TRABASNEWS – Kasus dugaan penganiayaan terhadap anak-anak di sebuah daycare di kawasan Sorosutan, Umbulharjo, Kota Yogyakarta, mengundang perhatian publik. Aparat kepolisian kini tengah memeriksa sekitar 30 orang yang terdiri dari pengasuh hingga pihak pengelola.
Kapolresta Yogyakarta, Kombes Pol Eva Guna Pandia, mengungkapkan bahwa kasus ini terungkap setelah adanya laporan dari orang tua korban serta kecurigaan dari salah satu karyawan.
“Ada karyawan yang melihat perlakuan terhadap bayi atau anak kurang manusiawi,” ujarnya.
Menurutnya, karyawan tersebut merasa tidak sanggup dengan kondisi yang terjadi hingga akhirnya memutuskan untuk mengundurkan diri.
“Karena mungkin ada yang dianiaya, ditelantarkan, akhirnya dia merasa tidak sesuai hati nurani dan memilih resign,” jelasnya.
Namun, saat hendak keluar dari pekerjaannya, karyawan tersebut mengaku ijazahnya justru ditahan oleh pihak daycare.
“Ijazah ditahan sama pemilik sehingga dia melapor ke kami dan dari situ kami mendapatkan informasi,” tambahnya.
Salah satu wali murid, Khairunisa, mengaku menemukan tanda-tanda kekerasan pada tubuh anaknya sepulang dari daycare.
“Lukanya ini ada fotonya, semalam.

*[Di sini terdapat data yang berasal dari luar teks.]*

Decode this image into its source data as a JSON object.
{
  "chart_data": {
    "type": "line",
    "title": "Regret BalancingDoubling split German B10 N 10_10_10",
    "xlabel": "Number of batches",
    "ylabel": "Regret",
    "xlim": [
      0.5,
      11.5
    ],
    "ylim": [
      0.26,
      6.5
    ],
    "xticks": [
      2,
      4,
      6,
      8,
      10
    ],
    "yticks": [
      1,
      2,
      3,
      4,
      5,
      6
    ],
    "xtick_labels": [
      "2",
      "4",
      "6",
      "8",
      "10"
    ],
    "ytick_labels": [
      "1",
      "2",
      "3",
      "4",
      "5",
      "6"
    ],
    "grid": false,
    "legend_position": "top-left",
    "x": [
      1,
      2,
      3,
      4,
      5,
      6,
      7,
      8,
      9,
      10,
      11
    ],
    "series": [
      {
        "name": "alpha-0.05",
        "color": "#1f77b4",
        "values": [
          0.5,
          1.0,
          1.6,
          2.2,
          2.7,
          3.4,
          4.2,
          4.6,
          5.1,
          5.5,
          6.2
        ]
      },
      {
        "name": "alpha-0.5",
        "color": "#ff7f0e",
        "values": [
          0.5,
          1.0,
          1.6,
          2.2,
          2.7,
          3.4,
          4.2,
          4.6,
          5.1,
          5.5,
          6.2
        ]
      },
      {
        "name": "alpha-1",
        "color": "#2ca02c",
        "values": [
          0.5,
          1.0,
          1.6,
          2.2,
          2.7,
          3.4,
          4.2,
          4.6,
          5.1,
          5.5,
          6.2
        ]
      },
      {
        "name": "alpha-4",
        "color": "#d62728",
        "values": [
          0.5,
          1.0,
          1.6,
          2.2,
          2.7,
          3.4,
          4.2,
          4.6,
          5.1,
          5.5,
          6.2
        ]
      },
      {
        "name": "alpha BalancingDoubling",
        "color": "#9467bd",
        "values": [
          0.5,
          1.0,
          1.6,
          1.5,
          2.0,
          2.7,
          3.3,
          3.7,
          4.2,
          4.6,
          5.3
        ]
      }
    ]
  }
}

Ini masih ada juga di depan, bekasnya,” ungkapnya dengan suara bergetar.
Ia juga menyebut anaknya diperlakukan tidak layak selama berada di tempat penitipan tersebut.
“Kondisi tangan dia diikat di siku, dibedong, pakaiannya cuma pampers,” katanya.
Selain itu, ia menuturkan anaknya kerap pulang dalam kondisi lapar dan ketakutan.
“Setiap pulang dia selalu kelaparan, nangis, ketakutan,” lanjutnya.
Orang tua lainnya, Aldewa, menyebut tindakan serupa juga dialami anak-anak lain.
“Iya, diikat dan segala macam. Ada yang diikat di jendela, di pintu. Ada lebam di kaki,” ujarnya.
Akibat kejadian tersebut, sejumlah anak mengalami trauma.
“Biasanya kalau pagi mau sekolah nangis, tapi kalau sudah sampai malah diam,” katanya.
Kasat Reskrim Polresta Yogyakarta, Kompol Rizky Adrian, menyatakan pihaknya juga menemukan indikasi kekerasan saat melakukan penyelidikan.
“Ada yang kakinya diikat, tangannya diikat, dan sebagainya,” ujarnya.
Ia menambahkan, puluhan orang yang diamankan masih menjalani pemeriksaan intensif oleh Unit Pelayanan Perempuan dan Anak (PPA).
“Sekitar 30 orang masih diperiksa. Nanti setelah proses pendalaman, akan dilakukan gelar perkara untuk penetapan tersangka,” jelasnya.
Kasus ini masih terus dikembangkan oleh kepolisian guna mengungkap pihak yang bertanggung jawab atas dugaan kekerasan terhadap anak-anak tersebut.